Most of the time, the number of processing units is not taken into account in the complexity because having p
processing units does not change the complexity since p
is generally considered as a (small) constant. For example, a basic linear search on an array runs in O(n)
time serially while it can be done in O(n/p)
times in parallel. Since not all algorithm perfectly scale, researchers tried to see what happens when p
is big or even infinite. To study the complexity of such parallel algorithms, they have designed a theoretical model of parallel machine called PRAM (it is not very realistic when p
is huge but it helps to understand the scalability of algorithms). A good example is a bitonic sort: the sequential version runs in O(n log² n)
, but the parallel version with no limit to the number of processing units runs in O(log² n)
. It is known that even with an infinite amount of processing units cannot be lower than O(log n)
(but AFAIK the best known parallel sorting algorithms runs in O(log² n)

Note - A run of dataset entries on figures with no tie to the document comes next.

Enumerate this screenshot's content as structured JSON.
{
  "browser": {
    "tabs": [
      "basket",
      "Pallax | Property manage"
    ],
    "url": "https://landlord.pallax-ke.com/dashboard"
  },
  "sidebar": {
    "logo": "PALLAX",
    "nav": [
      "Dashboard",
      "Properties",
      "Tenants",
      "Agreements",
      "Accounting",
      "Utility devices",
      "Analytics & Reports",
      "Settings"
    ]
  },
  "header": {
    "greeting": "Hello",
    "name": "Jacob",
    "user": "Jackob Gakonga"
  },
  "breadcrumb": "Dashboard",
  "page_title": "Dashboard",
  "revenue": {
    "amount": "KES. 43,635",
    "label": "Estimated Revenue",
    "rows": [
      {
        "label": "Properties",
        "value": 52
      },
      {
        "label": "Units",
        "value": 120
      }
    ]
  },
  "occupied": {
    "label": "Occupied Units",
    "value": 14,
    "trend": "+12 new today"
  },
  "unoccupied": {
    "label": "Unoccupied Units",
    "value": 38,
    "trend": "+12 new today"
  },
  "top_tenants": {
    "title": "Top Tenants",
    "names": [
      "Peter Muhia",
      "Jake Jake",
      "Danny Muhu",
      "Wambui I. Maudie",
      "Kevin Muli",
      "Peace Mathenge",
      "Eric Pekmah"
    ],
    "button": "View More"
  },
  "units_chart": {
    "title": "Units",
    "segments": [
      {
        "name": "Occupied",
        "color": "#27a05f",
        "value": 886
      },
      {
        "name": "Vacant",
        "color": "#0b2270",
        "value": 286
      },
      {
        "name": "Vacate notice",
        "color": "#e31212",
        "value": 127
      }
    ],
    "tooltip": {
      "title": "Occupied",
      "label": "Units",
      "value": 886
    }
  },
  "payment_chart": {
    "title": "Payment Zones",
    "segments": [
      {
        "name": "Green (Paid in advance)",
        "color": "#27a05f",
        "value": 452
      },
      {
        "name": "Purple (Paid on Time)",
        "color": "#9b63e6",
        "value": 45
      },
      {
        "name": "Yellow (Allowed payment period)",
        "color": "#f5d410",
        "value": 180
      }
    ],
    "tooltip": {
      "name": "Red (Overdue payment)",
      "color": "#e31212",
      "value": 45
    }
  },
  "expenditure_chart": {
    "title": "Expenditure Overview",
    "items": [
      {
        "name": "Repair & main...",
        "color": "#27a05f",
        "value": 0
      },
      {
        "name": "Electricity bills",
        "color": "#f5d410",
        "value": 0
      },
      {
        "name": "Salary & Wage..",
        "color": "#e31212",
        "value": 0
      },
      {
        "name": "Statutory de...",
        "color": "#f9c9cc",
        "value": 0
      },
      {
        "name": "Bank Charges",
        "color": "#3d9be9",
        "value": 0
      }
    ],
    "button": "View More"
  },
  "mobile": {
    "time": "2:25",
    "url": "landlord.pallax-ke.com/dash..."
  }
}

when p is sufficiently large). This shows that a sorting algorithm does not linearly scale with the number of processing unit: it is not naively O((n log n) / p)
. Including p
in the complexity is a good idea when the algorithm is meant to be executed on massively parallel platforms (when p
is small, the complexity is nearly useless because of hidden constants). While assuming "p is sufficiently large" or even "infinite" seems unrealistic at first glance, it is far from being useless because there are massively parallel hardware existing nowadays. Supercomputers are a good example, GPU clusters are too. That being said, (expensive) data transfer, synchronizations (which does not run in constant time) and low-level hardware capabilities are often not considered in the complexity because of the theoretical model used (PRAM is too simplistic to consider them but more advanced model exists to analyse parallel algorithms).
So put it shortly, p
can be considered either as a constant or a variable in the complexity. If it is a constant, then it can simply be removed because constants does not matter in a complexity (unless really huge). The analysis of parallel algorithm (ie. considering p
) is actually a whole field of research in computer science (existing since several decades, even before multicore processors even existed).